Eu odiava cada segundo daquela conversa. Havia conversado com Paulo durante uma semana sobre a proposta que ele pensava em fazer. Seria um passo arriscado, mas eu não conseguiria dizer não para seu intento. Era arriscado, mas era a única forma de devolver para Henry o que lhe havia sido tirado.

“Sabe Anna”, começou Paulo desistindo de sua xícara de café e depositando-a sobre a mesa de vidro. “Eu venho pensando em como lhe dizer isto há dois dias e ainda não encontrei uma forma adequada. Então decidi ser direto. Você sabe que Henry é um amigo importante e prezamos muito por seu bem estar, sempre estivemos juntos nestes últimos oito... dez anos? Talvez mais. A questão é que amamos Henry como se fosse da família e ainda estamos transtornados com o ocorrido...”.

Anna demorou um pouco para entender que Paulo não estava sendo nada direto. Eu podia ver seus olhinhos tremendo na luz da manhã.

“Deixe-me dizer de uma vez: estamos dispostos, com a anuência de seu marido, a realizar uma cirurgia reconstrutiva sem custo. Seria uma espécie de experiência. Analisaremos o caso de seu marido e adotaremos a melhor estratégia para a intervenção hospitalar. Ele receberá apoio psicológico com um analista que será pago pela clínica e faremos a reconstituição de sua face e músculos. Talvez algum dia ele volte a competir, mas não posso garantir nada até ver os resultados da fisioterapia”.

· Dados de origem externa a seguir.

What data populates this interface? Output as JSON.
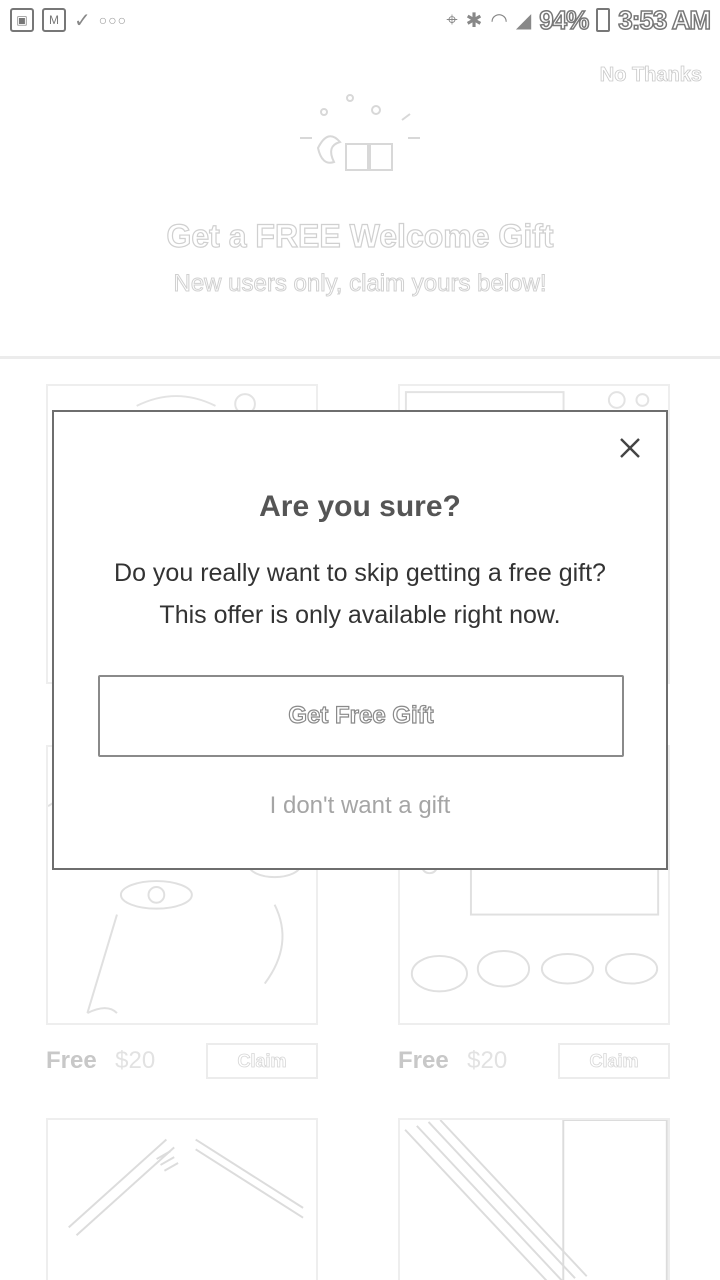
{
  "status_bar": {
    "battery": "94%",
    "time": "3:53 AM",
    "notification_icons": [
      "image-icon",
      "gmail-icon",
      "checkmark-icon",
      "more-dots-icon"
    ],
    "system_icons": [
      "location-icon",
      "bluetooth-icon",
      "wifi-icon",
      "signal-icon",
      "battery-icon"
    ]
  },
  "page": {
    "no_thanks": "No Thanks",
    "title": "Get a FREE Welcome Gift",
    "subtitle": "New users only, claim yours below!"
  },
  "products": [
    {
      "price": "Free",
      "original_price": "$20",
      "claim_label": "Claim"
    },
    {
      "price": "Free",
      "original_price": "$20",
      "claim_label": "Claim"
    }
  ],
  "modal": {
    "title": "Are you sure?",
    "body": "Do you really want to skip getting a free gift? This offer is only available right now.",
    "primary_button": "Get Free Gift",
    "secondary_link": "I don't want a gift"
  },
  "colors": {
    "modal_border": "#6e6e6e",
    "button_border": "#8a8a8a",
    "muted_text": "#a5a5a5"
  }
}
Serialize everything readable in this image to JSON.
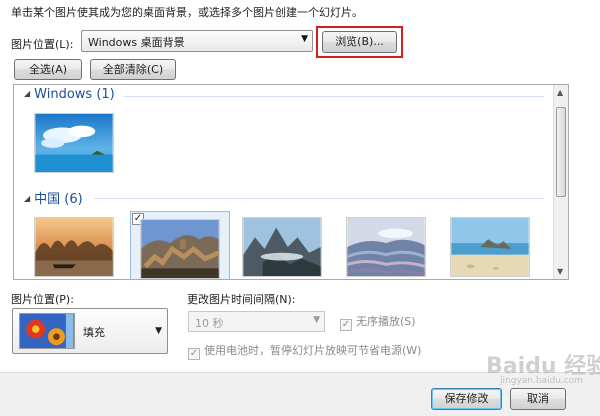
{
  "instruction": "单击某个图片使其成为您的桌面背景，或选择多个图片创建一个幻灯片。",
  "picture_location": {
    "label": "图片位置(L):",
    "value": "Windows 桌面背景",
    "browse_label": "浏览(B)..."
  },
  "buttons": {
    "select_all": "全选(A)",
    "clear_all": "全部清除(C)"
  },
  "groups": [
    {
      "title": "Windows (1)",
      "thumbs": [
        "sky-clouds-island"
      ]
    },
    {
      "title": "中国 (6)",
      "thumbs": [
        "karst-river-sunset",
        "great-wall",
        "misty-mountains",
        "rice-terraces",
        "sandy-beach-rocks"
      ]
    }
  ],
  "selected_thumb": "great-wall",
  "checked_mark": "✓",
  "picture_position": {
    "label": "图片位置(P):",
    "value": "填充"
  },
  "interval": {
    "label": "更改图片时间间隔(N):",
    "value": "10 秒"
  },
  "shuffle": {
    "label": "无序播放(S)",
    "checked": true
  },
  "battery": {
    "label": "使用电池时，暂停幻灯片放映可节省电源(W)",
    "checked": true
  },
  "footer": {
    "save_label": "保存修改",
    "cancel_label": "取消"
  },
  "watermark": {
    "text": "Baidu 经验",
    "sub": "jingyan.baidu.com"
  },
  "colors": {
    "highlight": "#d91c1c",
    "group_title": "#1e4d9a",
    "selection_fill": "#e6f0fb"
  }
}
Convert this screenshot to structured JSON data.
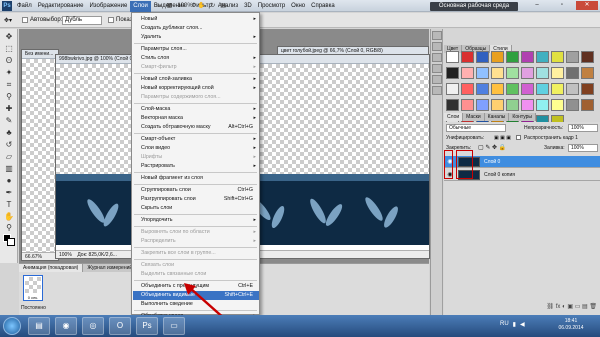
{
  "window": {
    "app_badge": "Ps",
    "menus": [
      "Файл",
      "Редактирование",
      "Изображение",
      "Слои",
      "Выделение",
      "Фильтр",
      "Анализ",
      "3D",
      "Просмотр",
      "Окно",
      "Справка"
    ],
    "active_menu": "Слои",
    "zoom": "100%",
    "workspace": "Основная рабочая среда"
  },
  "options": {
    "autoselect_label": "Автовыбор:",
    "autoselect_value": "Дубль",
    "show_controls": "Показ"
  },
  "documents": [
    {
      "title": "Без имени...",
      "zoom": "66.67%"
    },
    {
      "title": "998bwkrivo.jpg @ 100% (Слой 0 копия, RGB/8#)",
      "zoom": "100%",
      "status": "Док: 825,0K/2,6..."
    },
    {
      "title": "цвет голубой.jpeg @ 66,7% (Слой 0, RGB/8)"
    }
  ],
  "menu_items": [
    {
      "label": "Новый",
      "arrow": true
    },
    {
      "label": "Создать дубликат слоя..."
    },
    {
      "label": "Удалить",
      "arrow": true
    },
    {
      "sep": true
    },
    {
      "label": "Параметры слоя..."
    },
    {
      "label": "Стиль слоя",
      "arrow": true
    },
    {
      "label": "Смарт-фильтр",
      "disabled": true,
      "arrow": true
    },
    {
      "sep": true
    },
    {
      "label": "Новый слой-заливка",
      "arrow": true
    },
    {
      "label": "Новый корректирующий слой",
      "arrow": true
    },
    {
      "label": "Параметры содержимого слоя...",
      "disabled": true
    },
    {
      "sep": true
    },
    {
      "label": "Слой-маска",
      "arrow": true
    },
    {
      "label": "Векторная маска",
      "arrow": true
    },
    {
      "label": "Создать обтравочную маску",
      "shortcut": "Alt+Ctrl+G"
    },
    {
      "sep": true
    },
    {
      "label": "Смарт-объект",
      "arrow": true
    },
    {
      "label": "Слои видео",
      "arrow": true
    },
    {
      "label": "Шрифты",
      "disabled": true,
      "arrow": true
    },
    {
      "label": "Растрировать",
      "arrow": true
    },
    {
      "sep": true
    },
    {
      "label": "Новый фрагмент из слоя"
    },
    {
      "sep": true
    },
    {
      "label": "Сгруппировать слои",
      "shortcut": "Ctrl+G"
    },
    {
      "label": "Разгруппировать слои",
      "shortcut": "Shift+Ctrl+G"
    },
    {
      "label": "Скрыть слои"
    },
    {
      "sep": true
    },
    {
      "label": "Упорядочить",
      "arrow": true
    },
    {
      "sep": true
    },
    {
      "label": "Выровнять слои по области",
      "disabled": true,
      "arrow": true
    },
    {
      "label": "Распределить",
      "disabled": true,
      "arrow": true
    },
    {
      "sep": true
    },
    {
      "label": "Закрепить все слои в группе...",
      "disabled": true
    },
    {
      "sep": true
    },
    {
      "label": "Связать слои",
      "disabled": true
    },
    {
      "label": "Выделить связанные слои",
      "disabled": true
    },
    {
      "sep": true
    },
    {
      "label": "Объединить с предыдущим",
      "shortcut": "Ctrl+E"
    },
    {
      "label": "Объединить видимые",
      "shortcut": "Shift+Ctrl+E",
      "highlighted": true
    },
    {
      "label": "Выполнить сведение"
    },
    {
      "sep": true
    },
    {
      "label": "Обработка краев",
      "arrow": true
    }
  ],
  "right_panel": {
    "top_tabs": [
      "Цвет",
      "Образцы",
      "Стили"
    ],
    "active_top_tab": "Стили",
    "layer_tabs": [
      "Слои",
      "Маски",
      "Каналы",
      "Контуры"
    ],
    "active_layer_tab": "Слои",
    "blend_mode": "Обычные",
    "opacity_label": "Непрозрачность:",
    "opacity_value": "100%",
    "unify_label": "Унифицировать:",
    "propagate_label": "Распространить кадр 1",
    "lock_label": "Закрепить:",
    "fill_label": "Заливка:",
    "fill_value": "100%",
    "layers": [
      {
        "name": "Слой 0",
        "selected": true
      },
      {
        "name": "Слой 0 копия",
        "selected": false
      }
    ]
  },
  "animation_panel": {
    "tabs": [
      "Анимация (покадровая)",
      "Журнал измерений"
    ],
    "frame_number": "1",
    "frame_delay": "0 сек.",
    "loop": "Постоянно"
  },
  "taskbar": {
    "time": "18:41",
    "date": "06.09.2014",
    "language": "RU"
  },
  "colors": {
    "menu_highlight": "#3a73c4",
    "annotation_red": "#c80000",
    "banner_navy": "#0e2a44",
    "leaf_blue": "#8fb8d8"
  }
}
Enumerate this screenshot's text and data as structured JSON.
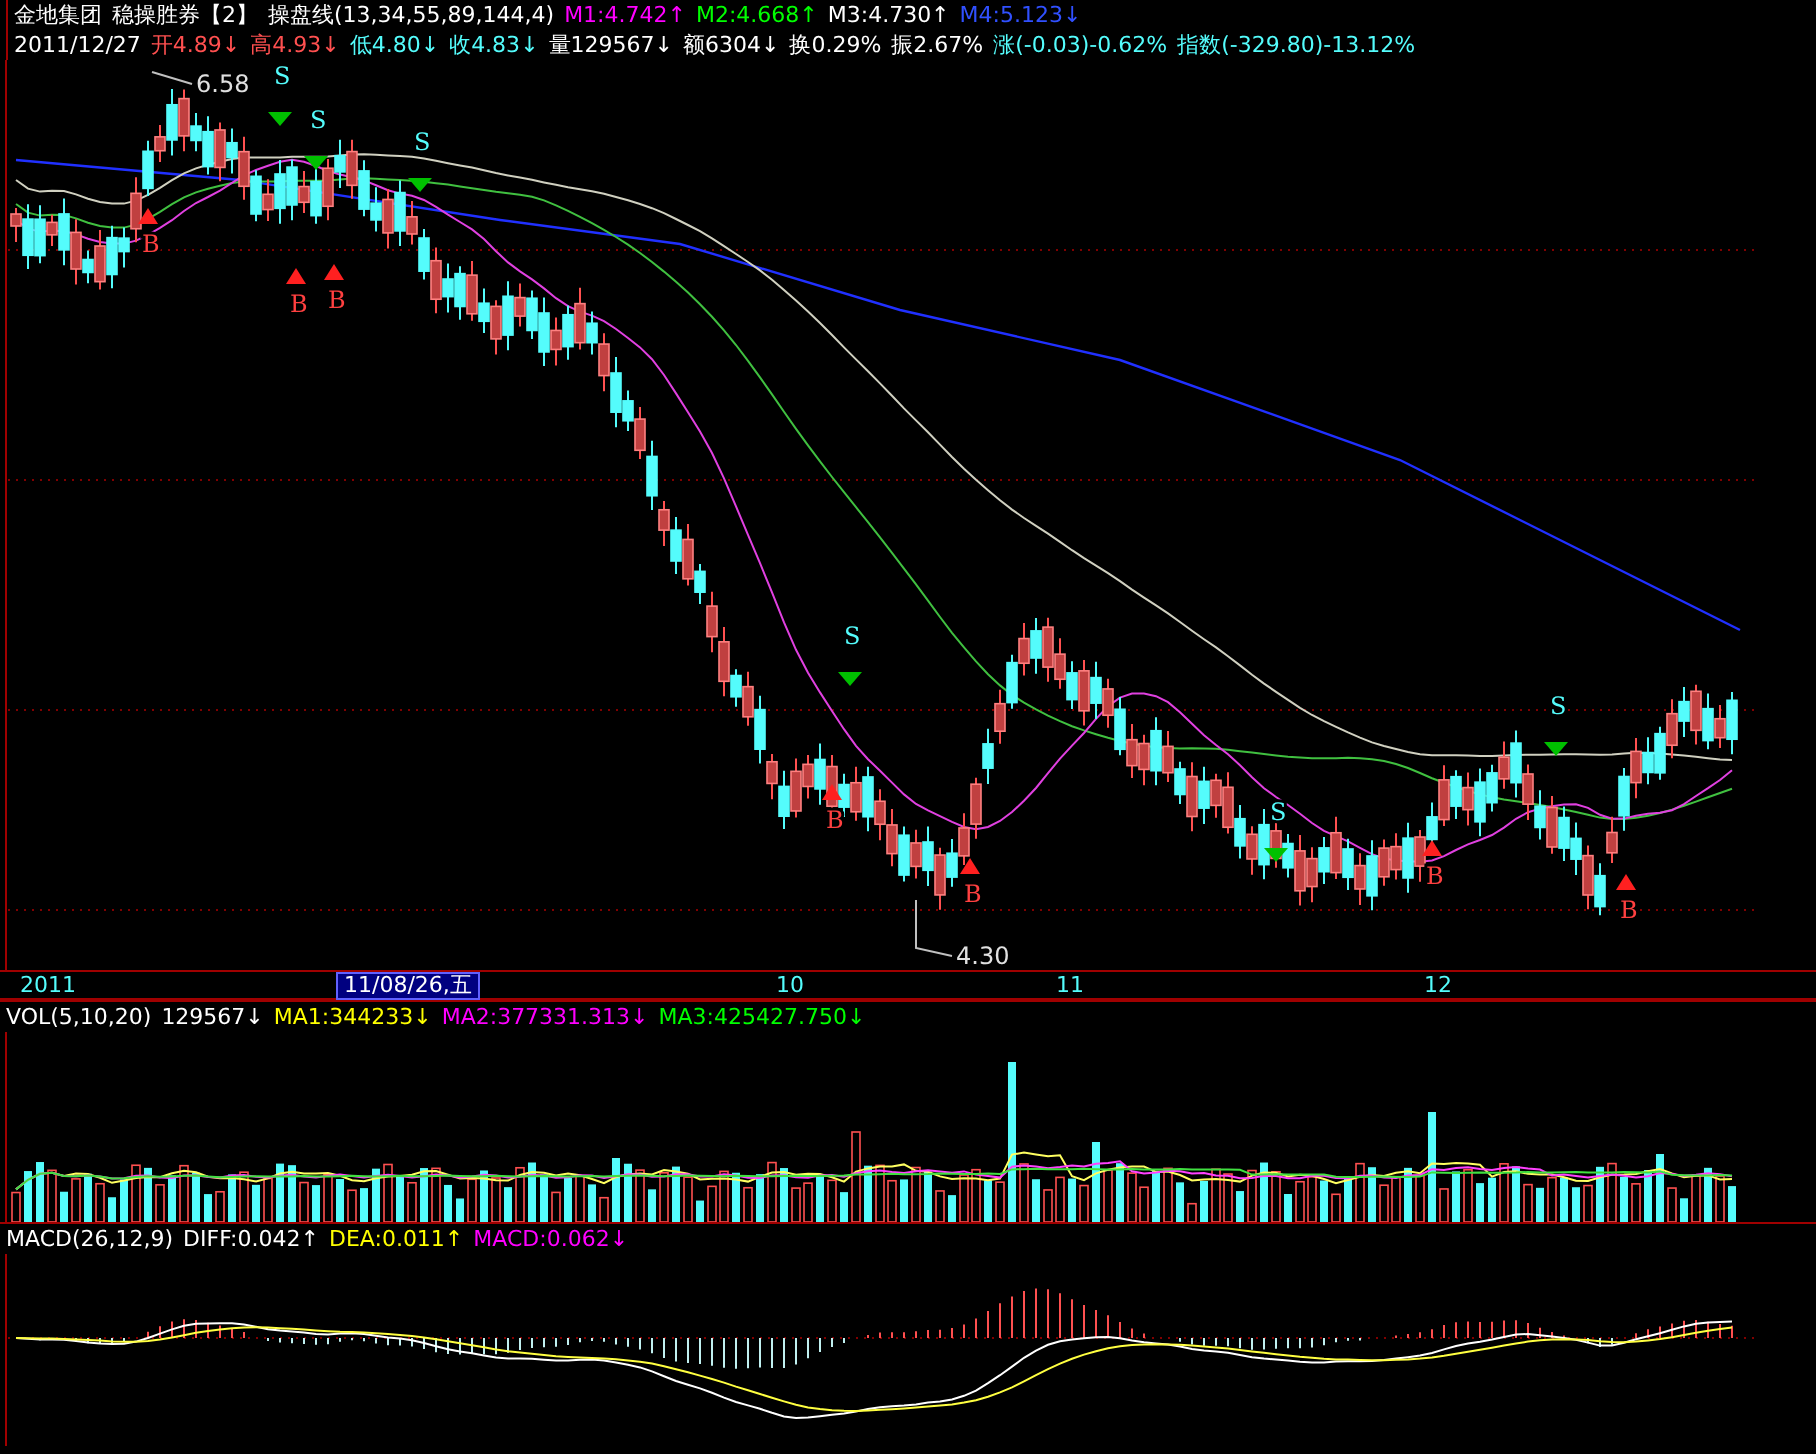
{
  "header": {
    "stock_name": "金地集团",
    "system_name": "稳操胜券【2】",
    "indicator": "操盘线(13,34,55,89,144,4)",
    "lines": [
      {
        "label": "M1:4.742",
        "arrow": "↑",
        "color": "#ff00ff"
      },
      {
        "label": "M2:4.668",
        "arrow": "↑",
        "color": "#00ff00"
      },
      {
        "label": "M3:4.730",
        "arrow": "↑",
        "color": "#ffffff"
      },
      {
        "label": "M4:5.123",
        "arrow": "↓",
        "color": "#3050ff"
      }
    ]
  },
  "quote": {
    "date": "2011/12/27",
    "items": [
      {
        "label": "开4.89",
        "arrow": "↓",
        "color": "#ff5050"
      },
      {
        "label": "高4.93",
        "arrow": "↓",
        "color": "#ff5050"
      },
      {
        "label": "低4.80",
        "arrow": "↓",
        "color": "#54fcfc"
      },
      {
        "label": "收4.83",
        "arrow": "↓",
        "color": "#54fcfc"
      },
      {
        "label": "量129567",
        "arrow": "↓",
        "color": "#ffffff"
      },
      {
        "label": "额6304",
        "arrow": "↓",
        "color": "#ffffff"
      },
      {
        "label": "换0.29%",
        "color": "#ffffff"
      },
      {
        "label": "振2.67%",
        "color": "#ffffff"
      },
      {
        "label": "涨(-0.03)-0.62%",
        "color": "#54fcfc"
      },
      {
        "label": "指数(-329.80)-13.12%",
        "color": "#54fcfc"
      }
    ]
  },
  "price_chart": {
    "high_label": "6.58",
    "low_label": "4.30",
    "signals": [
      {
        "kind": "buy",
        "text": "B"
      },
      {
        "kind": "sell",
        "text": "S"
      },
      {
        "kind": "buy",
        "text": "B"
      },
      {
        "kind": "sell",
        "text": "S"
      },
      {
        "kind": "buy",
        "text": "B"
      },
      {
        "kind": "sell",
        "text": "S"
      },
      {
        "kind": "buy",
        "text": "B"
      },
      {
        "kind": "sell",
        "text": "S"
      },
      {
        "kind": "buy",
        "text": "B"
      },
      {
        "kind": "sell",
        "text": "S"
      },
      {
        "kind": "buy",
        "text": "B"
      },
      {
        "kind": "sell",
        "text": "S"
      },
      {
        "kind": "buy",
        "text": "B"
      }
    ]
  },
  "time_axis": {
    "labels": [
      "2011",
      "10",
      "11",
      "12"
    ],
    "cursor_date": "11/08/26,五"
  },
  "volume": {
    "title": "VOL(5,10,20)",
    "value": "129567",
    "arrow": "↓",
    "lines": [
      {
        "label": "MA1:344233",
        "arrow": "↓",
        "color": "#ffff00"
      },
      {
        "label": "MA2:377331.313",
        "arrow": "↓",
        "color": "#ff00ff"
      },
      {
        "label": "MA3:425427.750",
        "arrow": "↓",
        "color": "#00ff00"
      }
    ]
  },
  "macd": {
    "title": "MACD(26,12,9)",
    "lines": [
      {
        "label": "DIFF:0.042",
        "arrow": "↑",
        "color": "#ffffff"
      },
      {
        "label": "DEA:0.011",
        "arrow": "↑",
        "color": "#ffff00"
      },
      {
        "label": "MACD:0.062",
        "arrow": "↓",
        "color": "#ff00ff"
      }
    ]
  }
}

O silêncio que Anna fez em seguida me lançou uma inquietação por todo o corpo. Enquanto as mãos abandonavam a xícara de chá inglês sobre a mesa, ela mantinha no rosto um olhar severo que parecia esconder uma mistura de desconfiança e esperança. Se aquilo tivesse saído de minha boca talvez ela tivesse aceitado com mais rapidez, mas Paulo era uma pessoa de natureza ríspida e sempre havia ficado, para Anna, naquela zona cinzenta de amigos que mantemos mais devido a outras amizades comuns do que pela afinidade. Suas mãos pequenas acariciaram uma à outra enquanto suas sobrancelhas se contorciam por cima do rosto duro e pensativo.